The current cotton price situation cannot be explained by either the statistical facts or any logic. While overall it is possible to speak of a high level, there is a lack of continuity. Volatility is predominant. In the last 10 days alone, the CIF Bremen Index ranged from 97.75 to 96.25 cents/lb. New York has an even a larger range to offer, from 88.13 to 85.01 cents/lb. The Cotlook A Index is also following the trend of the others and is hardly calming down.
This development cannot be explained by looking at global statistics, neither the high level nor the volatile performance. Global cotton stocks are high. The ICAC Secretariat in Washington estimates nearly 20 million tonnes, while in its January analysis the U.S. Department of Agriculture estimated even more than 21 million tonnes of end stocks for the 2013/14 season.
Nevertheless, most of this cotton is in China and is not available for the world market, although there are currently no reports of major supply shortages in trading. The situation is not balanced, with the supply outside China currently having a volume of roughly 8.5 million tonnes. Not too long ago, in the 2009/10 season, this volume corresponded to the entire world cotton stocks, including China.
The state-owned Chinese reserve continues to buy from the domestic and foreign markets. The reserve has now become the biggest seller in the world, exceeding even U.S. exports, which means that this remarkable stock position is expected to remain hugely relevant for the next few years. This season, more than 5.6 million tonnes were bought for the reserve and over 400,000 tonnes were sold. On 7th February, after the Chinese Spring Festival, sales will continue.

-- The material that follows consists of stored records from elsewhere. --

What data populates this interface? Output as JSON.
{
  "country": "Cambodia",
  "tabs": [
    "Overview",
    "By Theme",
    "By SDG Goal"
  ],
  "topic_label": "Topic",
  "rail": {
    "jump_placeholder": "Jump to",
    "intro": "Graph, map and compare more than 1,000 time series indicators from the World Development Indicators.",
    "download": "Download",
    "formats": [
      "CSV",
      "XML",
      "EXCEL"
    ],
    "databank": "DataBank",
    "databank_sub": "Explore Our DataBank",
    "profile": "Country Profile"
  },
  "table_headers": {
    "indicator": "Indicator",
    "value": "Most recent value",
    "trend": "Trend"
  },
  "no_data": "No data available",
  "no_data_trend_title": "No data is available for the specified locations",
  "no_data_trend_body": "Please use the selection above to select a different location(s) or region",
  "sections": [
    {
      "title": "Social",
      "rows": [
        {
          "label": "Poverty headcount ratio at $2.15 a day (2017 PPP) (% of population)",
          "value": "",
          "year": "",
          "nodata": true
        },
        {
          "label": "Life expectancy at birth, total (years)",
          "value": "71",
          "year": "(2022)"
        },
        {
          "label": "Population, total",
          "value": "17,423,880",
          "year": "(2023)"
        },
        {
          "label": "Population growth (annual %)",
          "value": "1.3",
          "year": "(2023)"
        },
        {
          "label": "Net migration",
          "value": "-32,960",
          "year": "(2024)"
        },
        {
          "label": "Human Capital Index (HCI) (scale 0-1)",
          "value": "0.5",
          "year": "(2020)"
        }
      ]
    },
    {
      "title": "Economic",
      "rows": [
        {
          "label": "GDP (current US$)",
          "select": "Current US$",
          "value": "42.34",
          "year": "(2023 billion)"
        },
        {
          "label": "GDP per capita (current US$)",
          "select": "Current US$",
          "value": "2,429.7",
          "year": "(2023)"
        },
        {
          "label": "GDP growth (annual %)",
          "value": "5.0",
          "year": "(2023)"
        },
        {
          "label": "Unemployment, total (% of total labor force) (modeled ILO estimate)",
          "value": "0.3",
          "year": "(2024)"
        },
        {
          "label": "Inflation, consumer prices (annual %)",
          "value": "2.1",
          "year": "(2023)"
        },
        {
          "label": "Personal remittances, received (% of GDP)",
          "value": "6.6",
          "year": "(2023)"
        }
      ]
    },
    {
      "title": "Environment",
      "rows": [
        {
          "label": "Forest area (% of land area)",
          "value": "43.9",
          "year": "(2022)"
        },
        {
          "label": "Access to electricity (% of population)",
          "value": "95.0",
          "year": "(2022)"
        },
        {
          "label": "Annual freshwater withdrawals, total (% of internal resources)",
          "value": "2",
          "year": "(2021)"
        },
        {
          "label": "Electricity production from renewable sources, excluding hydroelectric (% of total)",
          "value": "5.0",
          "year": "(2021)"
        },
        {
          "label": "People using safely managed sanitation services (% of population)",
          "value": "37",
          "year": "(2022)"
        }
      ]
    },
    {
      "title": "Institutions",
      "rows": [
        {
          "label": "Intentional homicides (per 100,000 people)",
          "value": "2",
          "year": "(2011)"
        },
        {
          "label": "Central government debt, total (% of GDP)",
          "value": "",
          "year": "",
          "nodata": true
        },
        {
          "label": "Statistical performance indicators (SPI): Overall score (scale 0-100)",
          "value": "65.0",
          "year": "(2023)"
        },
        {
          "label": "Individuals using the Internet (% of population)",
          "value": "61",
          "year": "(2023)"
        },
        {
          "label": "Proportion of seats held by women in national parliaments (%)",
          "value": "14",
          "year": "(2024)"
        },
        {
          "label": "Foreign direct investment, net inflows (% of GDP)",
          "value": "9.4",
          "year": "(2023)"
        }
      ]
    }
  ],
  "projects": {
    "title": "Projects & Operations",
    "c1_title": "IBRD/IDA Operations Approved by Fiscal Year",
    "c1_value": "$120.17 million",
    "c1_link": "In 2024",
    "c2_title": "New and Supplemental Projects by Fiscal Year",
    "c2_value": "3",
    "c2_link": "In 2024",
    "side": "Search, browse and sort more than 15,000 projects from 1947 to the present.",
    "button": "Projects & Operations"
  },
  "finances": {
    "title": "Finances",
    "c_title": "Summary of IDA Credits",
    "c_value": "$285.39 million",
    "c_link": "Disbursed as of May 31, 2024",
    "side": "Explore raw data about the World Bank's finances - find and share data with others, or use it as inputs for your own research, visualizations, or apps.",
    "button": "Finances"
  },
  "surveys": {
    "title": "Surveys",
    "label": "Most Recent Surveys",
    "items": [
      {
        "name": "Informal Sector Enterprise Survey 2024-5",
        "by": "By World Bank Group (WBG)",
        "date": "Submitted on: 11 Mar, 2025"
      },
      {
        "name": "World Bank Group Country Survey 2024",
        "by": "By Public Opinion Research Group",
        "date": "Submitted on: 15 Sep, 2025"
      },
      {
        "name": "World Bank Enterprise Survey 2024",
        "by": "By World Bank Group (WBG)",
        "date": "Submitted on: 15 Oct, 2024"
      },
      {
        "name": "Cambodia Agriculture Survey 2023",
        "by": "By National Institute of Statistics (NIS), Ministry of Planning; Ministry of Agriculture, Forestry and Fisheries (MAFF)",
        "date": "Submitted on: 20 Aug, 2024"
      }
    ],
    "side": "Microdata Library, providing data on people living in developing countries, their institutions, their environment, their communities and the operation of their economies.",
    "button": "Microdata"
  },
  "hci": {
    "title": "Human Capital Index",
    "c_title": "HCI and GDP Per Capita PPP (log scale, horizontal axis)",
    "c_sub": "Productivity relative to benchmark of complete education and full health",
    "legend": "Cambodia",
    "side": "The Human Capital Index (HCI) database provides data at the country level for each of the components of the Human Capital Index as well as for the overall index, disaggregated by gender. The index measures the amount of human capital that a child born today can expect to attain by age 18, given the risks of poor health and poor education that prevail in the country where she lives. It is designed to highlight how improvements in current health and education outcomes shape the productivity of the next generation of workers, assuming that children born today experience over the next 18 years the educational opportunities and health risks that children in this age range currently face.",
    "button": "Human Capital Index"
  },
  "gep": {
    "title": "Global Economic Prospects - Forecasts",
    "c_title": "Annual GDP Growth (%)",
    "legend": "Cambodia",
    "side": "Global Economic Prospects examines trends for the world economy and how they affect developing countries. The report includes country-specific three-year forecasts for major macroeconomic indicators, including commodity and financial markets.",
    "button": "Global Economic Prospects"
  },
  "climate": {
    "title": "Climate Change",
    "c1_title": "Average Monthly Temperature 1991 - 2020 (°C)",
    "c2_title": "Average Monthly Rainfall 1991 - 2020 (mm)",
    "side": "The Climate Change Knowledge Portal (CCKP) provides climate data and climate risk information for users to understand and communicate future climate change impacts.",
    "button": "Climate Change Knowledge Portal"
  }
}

In its latest estimate, the ICAC is reporting a smaller harvest in the Northern hemisphere. The Northern hemisphere accounts for the largest part of the global cotton crop by far, with close to 90% of world production and for the current season the crop size is 7 percent lower than in the previous season. The U.S. is likely to harvest a significantly smaller volume in the current season (- 24%), while for the upcoming 2014/15 season a larger crop is projected.
Another large decline of around 600,000 tonnes is expected in China in the current season, with a further reduction in the harvest in 2014/15. India (+200,000 tonnes) and Brazil (+380,000 tonnes) are expected to produce clearly higher cotton volumes in 2013/14.